Two measurements of network congestion consistent with an I/O-bound workload were obtained. The first measurement, segments retransmitted, came from the netstat command report. A netstat snapshot before and after the workload is taken, because the ramp-up or warmup phase of the benchmark would also accumulate network data and that should not be included in the measurements.

To calculate the number of segments retransmitted during the steady-state phase, subtract the number of segments retransmitted found in the first netstat command report (that included ramp-up data) from the number displayed in the second report.

The second measurement, txdrop/s is the number of packets dropped per second, because of resource constraints. It is found in the sar report.

Table 1 summarizes these results in tabular format. Figure 1 and Figure 2 are graphical representations of the results.
Table 1. Network study: Data read and written per second, segment retransmits, and packets dropped
31-bit/64-bit WebSphere Workload submission rate Network card link speed Megabits read or written per second Segments retransmitted txdrop/sec
31bit 500 1 Gb Ethernet 746 N/A 0.46
64-bit 500 1 Gb Ethernet 749 N/A 0.29
31bit 600 1 Gb Ethernet 770 N/A 241
64-bit 600 1 Gb Ethernet 783 158,828 249
31bit 600 10 Gb Ethernet 901 4232 0.75
64-bit 600 10 Gb Ethernet 902 198 0.07
Figure 1. Network study: Utilization of the 1 Gb OSA card from the WebSphere Application Server from the traffic to the clients
Graph of network utilization for 1 Gb OSA card
Figure 2. Network study: Utilization of the 10 Gb OSA card from the WebSphere Application Server from the traffic to the clients
Graph of network utilization for 10 Gb OSA card

Observations

The number of packets dropped per second was a high value (greater than 240) for both 64-bit and 31-bit WebSphere.

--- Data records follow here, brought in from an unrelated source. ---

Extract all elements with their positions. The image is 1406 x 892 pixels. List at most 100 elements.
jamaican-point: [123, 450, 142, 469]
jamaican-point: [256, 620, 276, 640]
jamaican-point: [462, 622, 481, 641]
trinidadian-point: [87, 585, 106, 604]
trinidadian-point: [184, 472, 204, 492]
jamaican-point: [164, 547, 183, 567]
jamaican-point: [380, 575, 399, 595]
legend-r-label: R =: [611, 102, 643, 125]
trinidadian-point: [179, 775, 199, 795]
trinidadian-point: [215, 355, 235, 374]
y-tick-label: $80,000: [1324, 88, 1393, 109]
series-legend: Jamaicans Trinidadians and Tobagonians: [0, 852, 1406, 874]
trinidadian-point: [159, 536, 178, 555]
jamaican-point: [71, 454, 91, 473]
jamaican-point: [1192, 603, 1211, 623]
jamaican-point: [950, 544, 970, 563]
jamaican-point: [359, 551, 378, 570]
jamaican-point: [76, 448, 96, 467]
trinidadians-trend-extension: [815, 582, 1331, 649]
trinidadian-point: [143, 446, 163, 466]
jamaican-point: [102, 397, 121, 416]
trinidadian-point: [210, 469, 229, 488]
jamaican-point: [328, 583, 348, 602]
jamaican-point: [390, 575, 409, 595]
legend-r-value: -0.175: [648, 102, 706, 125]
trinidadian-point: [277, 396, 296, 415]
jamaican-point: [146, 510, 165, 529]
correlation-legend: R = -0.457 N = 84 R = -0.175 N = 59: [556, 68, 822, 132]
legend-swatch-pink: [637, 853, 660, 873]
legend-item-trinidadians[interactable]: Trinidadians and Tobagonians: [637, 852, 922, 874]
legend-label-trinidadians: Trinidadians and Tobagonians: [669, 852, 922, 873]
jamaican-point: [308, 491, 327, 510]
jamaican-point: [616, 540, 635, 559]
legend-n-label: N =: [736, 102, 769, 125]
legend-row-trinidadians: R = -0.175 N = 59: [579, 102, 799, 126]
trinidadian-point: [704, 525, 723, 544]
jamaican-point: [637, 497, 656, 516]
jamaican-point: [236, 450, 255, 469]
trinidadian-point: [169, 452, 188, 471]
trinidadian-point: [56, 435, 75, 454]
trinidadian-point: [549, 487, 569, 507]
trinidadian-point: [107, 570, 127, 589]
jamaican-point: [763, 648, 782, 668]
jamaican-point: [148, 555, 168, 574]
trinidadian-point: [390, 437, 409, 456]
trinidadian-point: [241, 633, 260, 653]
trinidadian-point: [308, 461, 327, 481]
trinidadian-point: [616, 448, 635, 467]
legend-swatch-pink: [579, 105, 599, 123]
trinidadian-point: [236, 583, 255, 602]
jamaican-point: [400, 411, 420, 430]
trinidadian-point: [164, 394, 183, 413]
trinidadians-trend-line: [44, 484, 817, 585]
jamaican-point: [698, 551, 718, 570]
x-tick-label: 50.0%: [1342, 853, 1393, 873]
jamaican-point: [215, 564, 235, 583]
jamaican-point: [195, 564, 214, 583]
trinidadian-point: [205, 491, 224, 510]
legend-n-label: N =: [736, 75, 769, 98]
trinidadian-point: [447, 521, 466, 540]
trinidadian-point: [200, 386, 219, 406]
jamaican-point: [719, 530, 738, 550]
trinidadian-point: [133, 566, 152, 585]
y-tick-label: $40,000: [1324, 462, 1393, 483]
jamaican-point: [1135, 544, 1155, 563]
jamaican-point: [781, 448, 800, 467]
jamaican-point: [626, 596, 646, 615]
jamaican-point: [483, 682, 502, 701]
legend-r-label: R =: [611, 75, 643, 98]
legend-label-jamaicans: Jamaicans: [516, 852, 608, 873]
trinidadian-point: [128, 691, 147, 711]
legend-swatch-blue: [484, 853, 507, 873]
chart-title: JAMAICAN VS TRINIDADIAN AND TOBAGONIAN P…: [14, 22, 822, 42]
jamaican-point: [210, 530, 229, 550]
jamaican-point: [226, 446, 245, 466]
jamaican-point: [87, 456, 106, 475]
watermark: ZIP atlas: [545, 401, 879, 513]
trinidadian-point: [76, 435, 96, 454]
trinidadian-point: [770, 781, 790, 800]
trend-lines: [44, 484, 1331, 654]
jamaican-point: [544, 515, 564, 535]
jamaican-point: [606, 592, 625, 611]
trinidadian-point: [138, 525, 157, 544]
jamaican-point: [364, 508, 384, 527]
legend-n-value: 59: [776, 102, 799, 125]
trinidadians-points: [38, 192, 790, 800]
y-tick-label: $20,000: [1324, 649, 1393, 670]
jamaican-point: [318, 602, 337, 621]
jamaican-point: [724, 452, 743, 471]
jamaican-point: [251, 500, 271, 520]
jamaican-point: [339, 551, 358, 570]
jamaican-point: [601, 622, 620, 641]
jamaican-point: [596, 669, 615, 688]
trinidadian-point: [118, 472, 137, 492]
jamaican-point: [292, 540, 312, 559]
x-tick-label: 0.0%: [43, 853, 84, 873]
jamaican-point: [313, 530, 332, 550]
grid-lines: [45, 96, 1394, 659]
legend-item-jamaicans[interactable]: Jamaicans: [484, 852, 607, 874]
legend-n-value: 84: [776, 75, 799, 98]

Related to these same high drop rates is a high number of segment retransmits, which additionally increase the load on the network card. With the 10 Gb Ethernet card, the total throughput increased by 12%, and the amount of packages increased by 14%.

Conclusions

The poor response times with the workload submission rate of 600 could be easily attributed to network I/O traffic reaching the limit of the 1 Gb Ethernet on the WebSphere system being tested. The results also show that for this workload, the practical limit for good response time on a 1 Gb Ethernet might be approximately 780 Mb per second, which indicates that the throughput itself is not the major limiting factor.

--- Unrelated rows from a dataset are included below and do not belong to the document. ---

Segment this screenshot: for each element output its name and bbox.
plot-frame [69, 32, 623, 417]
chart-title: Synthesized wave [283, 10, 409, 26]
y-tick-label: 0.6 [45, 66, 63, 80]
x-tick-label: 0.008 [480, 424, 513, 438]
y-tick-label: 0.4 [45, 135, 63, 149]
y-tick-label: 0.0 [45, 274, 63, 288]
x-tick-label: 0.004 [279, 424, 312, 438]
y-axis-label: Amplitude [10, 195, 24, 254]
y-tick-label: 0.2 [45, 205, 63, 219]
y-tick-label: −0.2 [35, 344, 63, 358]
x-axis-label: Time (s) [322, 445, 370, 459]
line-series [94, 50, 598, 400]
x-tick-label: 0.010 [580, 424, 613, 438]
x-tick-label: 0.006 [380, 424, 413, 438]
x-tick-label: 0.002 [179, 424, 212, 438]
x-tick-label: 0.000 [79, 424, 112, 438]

Another factor is the number of packages, where the number of 80 000 packages or more could be considered as close to the upper limits. There is seen, on average, a very small package size here (less than 100 bytes). In these cases, the maximum throughput will not be reached because the high number of I/O requests per second are the limiting factor. This might also reach limits on other resources such as the network switch.